Tüm bu sahil kasabalarını biz arabayla gezdik ama bu bölgede araba yoksa da hiç sorun yok. Hatta belki olmaması daha rahat.bütün bu kasabalara deniz yoluyla ulaşabilirsiniz hem keyifli hem rahat... Ya da çok sık otobüsler var ve gayet medeniler.

Amalfi Kıyıları
Sorrento'ya gelince, büyük bir şehir. Güzel bir meydanı ve ordan dağılan sokaklarda her zamanki gibi mağazalar ve dondurmacılar. Burada tavsiyem bus turistico ile şehri dolaşmanız hem zamandan kazanırsınız hem rahat olur.  Limanı hayal kırıklığına uğrattı ve hemen yanındaki sahili de. Dolayısıyla bence Sorrento gidip görülmeli ama sonra diğer kasabalara geçmeli. Hatta yol üzerindeki; Maiori , Minori ve Vietri sul Mare de görülmesi gereken küçük ve sempatik kasabalardan. Hem çok daha az turist var yollarında.

Sorrento Plajı
Pompei'ye gelince büyük olduğunu biliyordum ama bu kadarını tahmin etmiyordum.
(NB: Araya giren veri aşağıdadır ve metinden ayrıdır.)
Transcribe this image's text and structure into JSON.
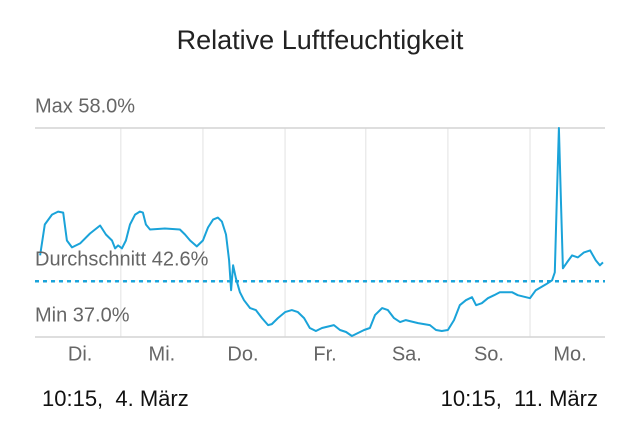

Vaktim az olduğu için inanılmaz hızlı bir şekilde yürüdüm hiç oyalanmadım . Buna rağmen üç saatimi aldı. Görmediğim köşelerde kalmıştır. Taştan yapılmış bilinen en eski amfitiyatro bu şehirde ve gayet ihtişamlı görünüyor.Pazarı,yerleri mozaik kaplı ve duvarları fresklerle boyalı büyük evler (tabii ki zenginlere ait olanlar), devasa hamamlar, tiyatrolarıyla klasik bir Roma şehri ve inanılmaz güzel. Kentin hemen arkasında denizi ve diğer tarafta da 1280 metre yükselikte olan Vezüv dağını görüyorsunuz. O kadar yakin ki,bu kentlerin tamamının lavlar altında kalmasına şaşıramıyorsunuz.


Pompei Antik Kenti
Vezüv Yanardağı

Bu muhteşem şehri görmek için bence en az yarım gün şart. Ören yerinin içinde kafeterya ve tuvaletler var. Dolayısı ile vaktiniz varsa uzun uzun gezebilirsiniz.Sadece yazın giderseniz gercekten şapka alın.Çünkü hem aşırı sıcak hem de gölge yok...Bir de bu şehri tam olarak özümsemek için Napoli Arkeoloji Müzesini de programa eklemeli. Tabi eğer tarihe ve arkeolojiye ilginiz varsa.
Özetle biraz tarih,biraz doğa,biraz güzel yemek ve şarap istiyorsa canınız, bu bölge tam aradığınız özelliklere sahip. İyi tatiller.